RW: If you look at how much lead children would have been exposed to, based on what we know about leaded gasoline and lead paint and water systems, the people who would have been the most exposed to lead are people who were children in the 1960s and 70s. People were driving cars with leaded gasoline a lot more then. It was just before we got rid of lead paint. So these are the decades when children were the most exposed to lead. If you do the math, this group is not quite old enough yet to be experiencing dementia. 

MP: Sounds like you’re talking about members of Generation X.

RW: The big-scale cost to public health and cost to people is still coming. I’m 53. These people are my age. The people who were most exposed to lead in childhood haven’t felt the full consequences of this exposure yet. The first time I gave this as a presentation, I had everyone in the room who was a child in those years raise their hands. It led to an uncomfortable silence.

MP: Is there anything a person can do to limit the future impact of childhood lead exposure? 
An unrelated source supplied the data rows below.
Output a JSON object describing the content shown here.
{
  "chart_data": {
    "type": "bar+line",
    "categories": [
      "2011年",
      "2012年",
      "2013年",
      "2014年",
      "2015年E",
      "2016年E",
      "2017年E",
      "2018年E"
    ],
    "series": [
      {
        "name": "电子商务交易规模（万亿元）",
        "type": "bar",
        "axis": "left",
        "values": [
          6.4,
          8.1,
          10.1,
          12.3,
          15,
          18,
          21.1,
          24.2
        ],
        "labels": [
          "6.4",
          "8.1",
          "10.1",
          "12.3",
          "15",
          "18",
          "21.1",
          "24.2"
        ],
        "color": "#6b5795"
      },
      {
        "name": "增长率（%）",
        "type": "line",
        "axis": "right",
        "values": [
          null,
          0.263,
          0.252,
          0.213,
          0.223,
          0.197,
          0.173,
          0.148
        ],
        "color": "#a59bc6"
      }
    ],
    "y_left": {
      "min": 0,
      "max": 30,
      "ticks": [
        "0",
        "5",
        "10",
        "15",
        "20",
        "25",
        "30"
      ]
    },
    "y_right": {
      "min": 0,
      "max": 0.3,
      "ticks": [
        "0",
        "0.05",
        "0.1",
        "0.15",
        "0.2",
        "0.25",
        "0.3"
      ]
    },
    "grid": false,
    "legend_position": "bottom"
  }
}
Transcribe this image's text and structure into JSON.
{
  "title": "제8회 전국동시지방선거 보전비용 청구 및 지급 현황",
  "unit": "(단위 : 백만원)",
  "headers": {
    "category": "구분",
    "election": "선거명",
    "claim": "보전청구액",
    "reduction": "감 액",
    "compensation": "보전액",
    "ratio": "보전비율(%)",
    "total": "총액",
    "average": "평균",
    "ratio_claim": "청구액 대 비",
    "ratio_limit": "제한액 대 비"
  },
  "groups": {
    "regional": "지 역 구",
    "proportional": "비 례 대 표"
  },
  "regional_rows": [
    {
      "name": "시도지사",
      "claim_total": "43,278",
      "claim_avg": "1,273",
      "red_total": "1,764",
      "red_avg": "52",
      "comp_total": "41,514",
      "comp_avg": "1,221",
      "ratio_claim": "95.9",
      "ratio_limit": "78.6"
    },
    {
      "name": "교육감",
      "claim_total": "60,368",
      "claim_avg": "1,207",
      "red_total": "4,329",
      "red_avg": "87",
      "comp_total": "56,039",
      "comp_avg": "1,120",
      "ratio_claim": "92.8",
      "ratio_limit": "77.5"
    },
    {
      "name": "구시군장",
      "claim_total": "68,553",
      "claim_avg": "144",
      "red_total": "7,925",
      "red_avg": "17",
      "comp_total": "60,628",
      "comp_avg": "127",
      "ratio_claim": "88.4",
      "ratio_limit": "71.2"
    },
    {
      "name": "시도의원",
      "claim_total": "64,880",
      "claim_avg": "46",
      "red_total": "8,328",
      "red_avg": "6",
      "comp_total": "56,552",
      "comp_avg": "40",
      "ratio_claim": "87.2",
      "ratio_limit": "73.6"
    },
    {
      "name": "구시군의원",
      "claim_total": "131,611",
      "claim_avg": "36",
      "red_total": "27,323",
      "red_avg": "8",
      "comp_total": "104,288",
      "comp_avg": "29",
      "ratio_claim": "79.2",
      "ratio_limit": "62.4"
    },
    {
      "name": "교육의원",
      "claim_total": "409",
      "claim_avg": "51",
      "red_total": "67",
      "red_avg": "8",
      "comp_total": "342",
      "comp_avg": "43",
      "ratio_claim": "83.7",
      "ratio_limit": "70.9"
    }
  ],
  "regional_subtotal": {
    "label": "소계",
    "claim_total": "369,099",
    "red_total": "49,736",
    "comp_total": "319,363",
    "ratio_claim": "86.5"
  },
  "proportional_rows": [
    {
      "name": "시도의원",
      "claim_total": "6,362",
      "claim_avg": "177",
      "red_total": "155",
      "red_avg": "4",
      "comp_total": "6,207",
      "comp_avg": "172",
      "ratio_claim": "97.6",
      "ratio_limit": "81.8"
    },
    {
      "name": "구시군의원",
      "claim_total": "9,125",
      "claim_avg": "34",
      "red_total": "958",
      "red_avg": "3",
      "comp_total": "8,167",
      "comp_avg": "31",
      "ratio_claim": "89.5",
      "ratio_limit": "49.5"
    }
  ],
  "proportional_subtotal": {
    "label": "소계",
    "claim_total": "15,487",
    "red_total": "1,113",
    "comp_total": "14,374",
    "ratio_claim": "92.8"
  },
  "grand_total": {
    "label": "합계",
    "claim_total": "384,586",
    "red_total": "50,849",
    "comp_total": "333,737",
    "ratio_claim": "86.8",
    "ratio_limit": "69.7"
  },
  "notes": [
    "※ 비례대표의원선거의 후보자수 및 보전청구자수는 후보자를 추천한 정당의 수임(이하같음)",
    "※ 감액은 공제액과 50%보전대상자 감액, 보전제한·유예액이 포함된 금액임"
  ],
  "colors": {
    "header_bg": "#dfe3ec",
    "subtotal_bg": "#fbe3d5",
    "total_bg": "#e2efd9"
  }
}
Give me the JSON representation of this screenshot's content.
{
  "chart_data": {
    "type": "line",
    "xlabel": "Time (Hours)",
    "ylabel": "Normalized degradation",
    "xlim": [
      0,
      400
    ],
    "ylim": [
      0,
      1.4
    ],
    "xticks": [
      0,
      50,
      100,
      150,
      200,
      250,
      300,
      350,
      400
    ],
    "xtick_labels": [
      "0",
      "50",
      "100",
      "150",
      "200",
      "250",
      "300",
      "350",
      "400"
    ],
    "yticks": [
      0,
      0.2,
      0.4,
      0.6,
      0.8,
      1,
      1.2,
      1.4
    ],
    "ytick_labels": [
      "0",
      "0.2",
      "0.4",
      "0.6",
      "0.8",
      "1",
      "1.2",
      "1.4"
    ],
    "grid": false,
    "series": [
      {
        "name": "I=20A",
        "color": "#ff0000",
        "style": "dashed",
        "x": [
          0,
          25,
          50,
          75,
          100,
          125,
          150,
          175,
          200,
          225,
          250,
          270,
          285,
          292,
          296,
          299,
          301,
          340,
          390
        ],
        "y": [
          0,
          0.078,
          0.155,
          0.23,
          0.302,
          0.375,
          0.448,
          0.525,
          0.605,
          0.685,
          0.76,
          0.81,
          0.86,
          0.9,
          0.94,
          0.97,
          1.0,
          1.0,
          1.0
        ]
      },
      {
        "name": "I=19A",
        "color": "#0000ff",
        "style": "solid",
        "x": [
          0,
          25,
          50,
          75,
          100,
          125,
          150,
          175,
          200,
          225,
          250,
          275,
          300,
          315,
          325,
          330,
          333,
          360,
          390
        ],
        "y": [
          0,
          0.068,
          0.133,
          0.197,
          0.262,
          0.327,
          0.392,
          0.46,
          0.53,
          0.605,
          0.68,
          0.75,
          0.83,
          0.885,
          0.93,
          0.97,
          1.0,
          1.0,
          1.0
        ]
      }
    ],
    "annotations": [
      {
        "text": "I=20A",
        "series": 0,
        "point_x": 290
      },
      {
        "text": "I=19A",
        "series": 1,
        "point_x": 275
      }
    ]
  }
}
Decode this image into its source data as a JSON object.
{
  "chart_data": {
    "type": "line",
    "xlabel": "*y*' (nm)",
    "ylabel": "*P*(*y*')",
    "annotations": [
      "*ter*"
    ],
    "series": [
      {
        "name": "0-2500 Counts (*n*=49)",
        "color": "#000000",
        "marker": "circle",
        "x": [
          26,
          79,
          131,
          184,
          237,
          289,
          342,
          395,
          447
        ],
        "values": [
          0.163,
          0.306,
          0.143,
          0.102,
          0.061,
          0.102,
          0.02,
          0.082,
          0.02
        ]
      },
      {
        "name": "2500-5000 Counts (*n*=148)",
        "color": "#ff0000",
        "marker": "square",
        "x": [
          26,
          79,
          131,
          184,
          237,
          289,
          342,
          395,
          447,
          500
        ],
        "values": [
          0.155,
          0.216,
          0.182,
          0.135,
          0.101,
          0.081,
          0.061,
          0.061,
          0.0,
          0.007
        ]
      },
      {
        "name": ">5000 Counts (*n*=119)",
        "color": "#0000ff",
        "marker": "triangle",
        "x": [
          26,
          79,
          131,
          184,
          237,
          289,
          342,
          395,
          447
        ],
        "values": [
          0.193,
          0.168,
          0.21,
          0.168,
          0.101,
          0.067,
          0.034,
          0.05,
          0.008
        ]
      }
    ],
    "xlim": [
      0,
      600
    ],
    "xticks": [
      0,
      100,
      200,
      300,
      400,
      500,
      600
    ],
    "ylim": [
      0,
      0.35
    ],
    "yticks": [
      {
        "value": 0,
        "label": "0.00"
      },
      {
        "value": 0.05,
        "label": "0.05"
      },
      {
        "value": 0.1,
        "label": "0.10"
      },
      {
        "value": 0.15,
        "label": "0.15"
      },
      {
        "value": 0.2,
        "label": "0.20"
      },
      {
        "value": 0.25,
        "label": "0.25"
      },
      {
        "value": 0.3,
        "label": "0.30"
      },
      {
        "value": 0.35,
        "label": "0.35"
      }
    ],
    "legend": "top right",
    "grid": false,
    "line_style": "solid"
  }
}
RW: When you are exposed to lead as a kid, some of the lead naturally filters out of your body. Lead and calcium get confused by the body so a lot of lead gets stored in your bones until you are old enough to experience osteoporosis or other diseases that lead to bone loss. That’s when the lead comes back out into your bloodstream. If people were exposed to lead in childhood, there are things like certain medications and weight-bearing exercises that they can do to prevent bone loss that will ultimately prevent lead from recirculating in their blood. If lead doesn’t circulate in the blood, it is not going to hurt anything.